Oakland — With bated breath and poised hands, the crowd in the David F. Bolger meeting hall waited for Kristen to cut the ceremonial ribbon. With help from Christine Reade, Kristen, 18, snipped the ribbon, and the pink sash fell to the ground to the sounds of boisterous applause. Kristen surveyed the crowd of supporters and smiled.
The ribbon-cutting for the Children’s Therapy Center Academy’s campus in Oakland brought board members, administrators and parents together to celebrate the opening of the organization’s newest and most state-of-the art facility. The CTC is a state-approved, not-for-profit private school with locations in Fair Lawn and formerly Midland Park that provides educational and therapeutic services for children with multiple disabilities. The new 39,000-square-foot campus replaces the Midland Park campus and will now offer services to children up to age 21. The new campus will serve the 62 students of the Midland Park campus.
"As we grew, we started with 24 kids, all of a sudden we had 62 kids, busting at the seams," said Laura DelDuca, principal of the Oakland campus and principal of the former Midland Park campus. "We also expanded. We used to only go to age 14. We added high school and then we wanted to go to 21."
The opening of the center is the result of more than two years of fundraising through a partnership with The Bolger Foundation. On May 1, 2013, philanthropist David F. Bolger, on behalf of the foundation, issued a challenge to the Children's Therapy Center to raise $2.5 million. The Bolger Foundation pledged that if the goal was met, it would match it 2 to 1, for a total of $7.5 million. The organization met the challenge following last June.
Director of development Audra Hoffman said that to date the project has cost $12.5 million.
"$5 million was directly from Bolger," said Hoffman. "We’ve used about $1.2 million of our own money through donor dollars. The rest has been financed but a lot of the donations we’ve received are in pledges. In other words, it will be supplemented as the pledges come in."
Bolger and his son J.T. were on hand for the celebration.
Ken Berger, CTC’s new executive director, spoke about the academy’s mission and what the new facility means to the community.
"It’s been amazing every day," said Berger. "Our mission is to enrich the lives of the students and to maximize their potential while supporting their families. This place is really a testament to our mission."
Pam Giacchi, whose son Anthony, 13, has been with the CTC since 2005, praised both Bolger and the CTC for providing him with new avenues of therapy and education.
"I remember feeling a huge sense of relief," Giacchi said of the CTC. "We had found the right place for our son to be educated."
Tara Harris, whose daughter Molly has been with the CTC for 14 years, explained just how important the CTC was for their family.
"I grew up a few blocks from the Children’s Therapy Center in Fair Lawn," Harris said. "I remember riding my 10-speed Schwinn past the school countless times.
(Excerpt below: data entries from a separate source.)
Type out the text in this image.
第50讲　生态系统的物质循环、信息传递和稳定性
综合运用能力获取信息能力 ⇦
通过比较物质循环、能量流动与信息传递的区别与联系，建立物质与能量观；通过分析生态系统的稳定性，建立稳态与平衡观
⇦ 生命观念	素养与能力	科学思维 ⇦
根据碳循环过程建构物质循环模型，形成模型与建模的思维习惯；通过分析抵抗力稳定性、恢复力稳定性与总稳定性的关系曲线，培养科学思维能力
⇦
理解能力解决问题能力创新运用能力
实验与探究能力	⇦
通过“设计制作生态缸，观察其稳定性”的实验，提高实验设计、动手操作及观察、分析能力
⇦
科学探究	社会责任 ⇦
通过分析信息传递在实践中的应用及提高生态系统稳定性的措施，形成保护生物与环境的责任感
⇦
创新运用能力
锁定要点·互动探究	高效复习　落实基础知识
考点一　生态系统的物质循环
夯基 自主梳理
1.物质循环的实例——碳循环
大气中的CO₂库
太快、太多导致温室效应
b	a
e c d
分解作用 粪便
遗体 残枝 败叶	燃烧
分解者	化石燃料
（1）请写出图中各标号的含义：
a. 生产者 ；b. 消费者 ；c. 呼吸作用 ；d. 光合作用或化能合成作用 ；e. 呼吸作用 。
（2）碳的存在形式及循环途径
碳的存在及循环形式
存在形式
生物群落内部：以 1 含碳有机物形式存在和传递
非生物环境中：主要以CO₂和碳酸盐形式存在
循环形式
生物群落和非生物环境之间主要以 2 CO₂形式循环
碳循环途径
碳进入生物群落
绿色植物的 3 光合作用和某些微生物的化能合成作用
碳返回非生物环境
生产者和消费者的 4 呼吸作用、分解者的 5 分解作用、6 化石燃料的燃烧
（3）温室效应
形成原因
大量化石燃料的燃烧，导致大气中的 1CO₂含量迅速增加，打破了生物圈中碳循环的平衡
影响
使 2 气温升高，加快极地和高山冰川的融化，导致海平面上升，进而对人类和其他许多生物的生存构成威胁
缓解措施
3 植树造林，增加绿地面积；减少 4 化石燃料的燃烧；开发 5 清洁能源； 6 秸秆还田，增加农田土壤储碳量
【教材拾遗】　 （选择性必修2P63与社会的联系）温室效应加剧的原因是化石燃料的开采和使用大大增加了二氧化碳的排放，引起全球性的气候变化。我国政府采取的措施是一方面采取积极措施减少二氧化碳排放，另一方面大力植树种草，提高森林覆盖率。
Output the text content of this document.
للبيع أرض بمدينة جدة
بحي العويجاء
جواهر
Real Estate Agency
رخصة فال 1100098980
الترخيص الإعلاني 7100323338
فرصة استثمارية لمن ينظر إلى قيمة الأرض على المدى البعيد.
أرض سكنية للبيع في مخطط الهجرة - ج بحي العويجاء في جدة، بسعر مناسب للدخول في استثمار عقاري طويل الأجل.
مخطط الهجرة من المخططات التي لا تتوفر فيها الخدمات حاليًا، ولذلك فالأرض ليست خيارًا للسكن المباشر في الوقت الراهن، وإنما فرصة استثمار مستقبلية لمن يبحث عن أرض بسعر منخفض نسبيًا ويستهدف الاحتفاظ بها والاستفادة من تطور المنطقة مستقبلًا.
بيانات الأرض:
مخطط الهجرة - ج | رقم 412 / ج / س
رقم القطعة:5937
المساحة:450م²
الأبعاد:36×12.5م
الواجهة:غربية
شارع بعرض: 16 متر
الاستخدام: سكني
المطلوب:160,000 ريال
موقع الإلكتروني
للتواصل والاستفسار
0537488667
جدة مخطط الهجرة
Each time I’d say a prayer not only for those kids and their families but also that when I grew up and had children, none of them would have to go to school there. But today I thank God and I thank all of you that Molly has this school to go to."
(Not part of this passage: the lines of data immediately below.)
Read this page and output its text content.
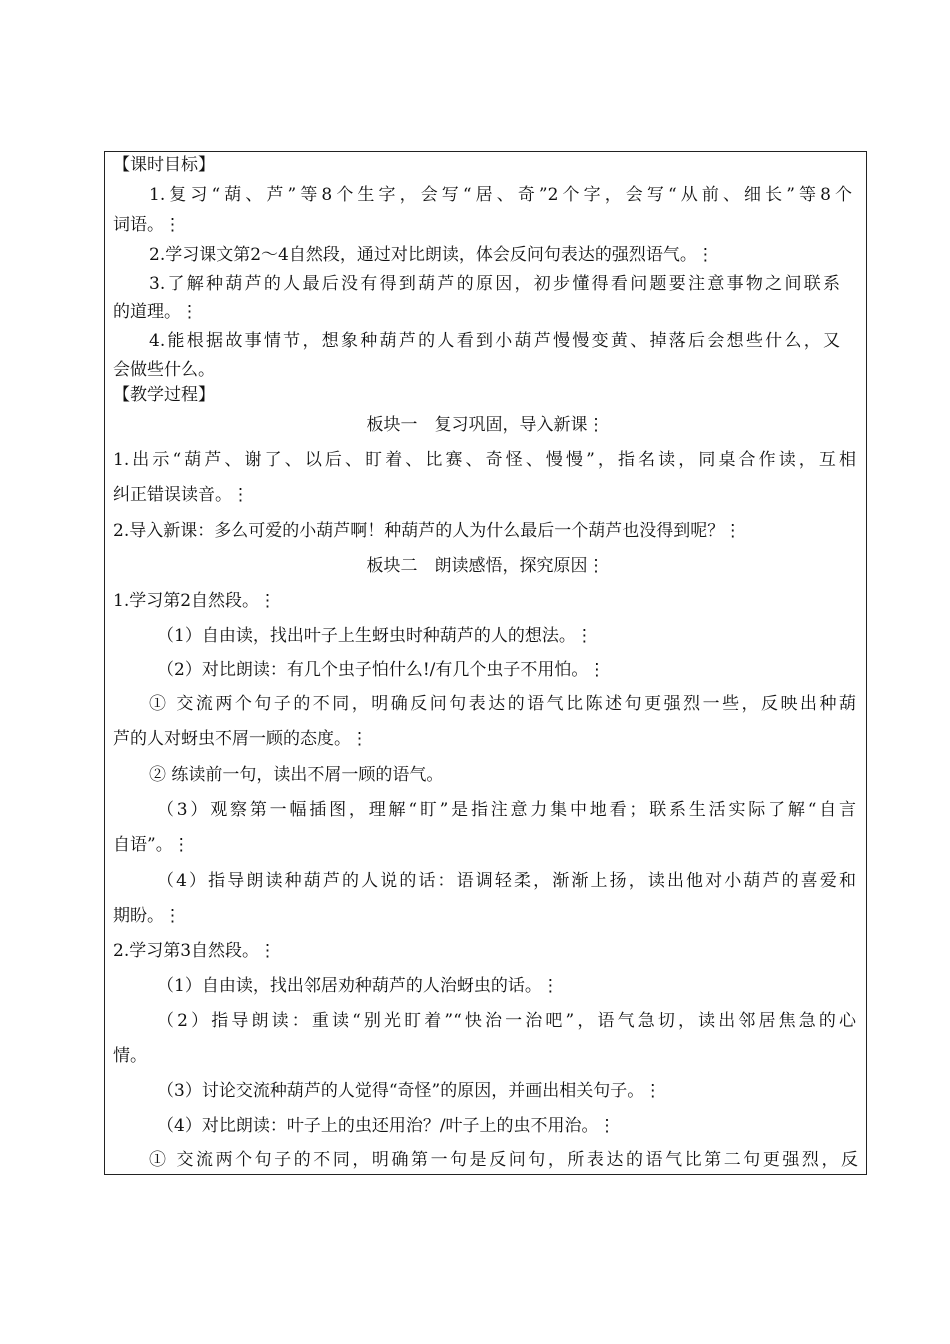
【课时目标】
1.复习“葫、芦”等8个生字，会写“居、奇”2个字，会写“从前、细长”等8个
词语。⋮
2.学习课文第2～4自然段，通过对比朗读，体会反问句表达的强烈语气。⋮
3.了解种葫芦的人最后没有得到葫芦的原因，初步懂得看问题要注意事物之间联系
的道理。⋮
4.能根据故事情节，想象种葫芦的人看到小葫芦慢慢变黄、掉落后会想些什么，又
会做些什么。
【教学过程】
板块一　复习巩固，导入新课⋮
1.出示“葫芦、谢了、以后、盯着、比赛、奇怪、慢慢”，指名读，同桌合作读，互相
纠正错误读音。⋮
2.导入新课：多么可爱的小葫芦啊！种葫芦的人为什么最后一个葫芦也没得到呢？⋮
板块二　朗读感悟，探究原因⋮
1.学习第2自然段。⋮
（1）自由读，找出叶子上生蚜虫时种葫芦的人的想法。⋮
（2）对比朗读：有几个虫子怕什么!/有几个虫子不用怕。⋮
① 交流两个句子的不同，明确反问句表达的语气比陈述句更强烈一些，反映出种葫
芦的人对蚜虫不屑一顾的态度。⋮
② 练读前一句，读出不屑一顾的语气。
（3）观察第一幅插图，理解“盯”是指注意力集中地看；联系生活实际了解“自言
自语”。⋮
（4）指导朗读种葫芦的人说的话：语调轻柔，渐渐上扬，读出他对小葫芦的喜爱和
期盼。⋮
2.学习第3自然段。⋮
（1）自由读，找出邻居劝种葫芦的人治蚜虫的话。⋮
（2）指导朗读：重读“别光盯着”“快治一治吧”，语气急切，读出邻居焦急的心
情。
（3）讨论交流种葫芦的人觉得“奇怪”的原因，并画出相关句子。⋮
（4）对比朗读：叶子上的虫还用治？/叶子上的虫不用治。⋮
① 交流两个句子的不同，明确第一句是反问句，所表达的语气比第二句更强烈，反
After the ceremony, attendees were invited to tour the new facility. The hallways are wide to ease access by motorized wheelchairs. There is a sensory room for students to go to when the classroom environment becomes overwhelming. The room was full of soothing fiber optics illuminating. Outside is an adaptive playground, complete with wheelchair ramps and a fountain. A hydrotherapy center features a system of pulleys to ease access to the pool.
As the ceremony came to a close, the groups converged, exchanging stories over refreshments and a custom-baked CTC cake. The scene was one of solidarity and support, in and out of the academy — for children like Kristen, who twice had to leave the CTC because she had aged out and then returning to begin yet another chapter.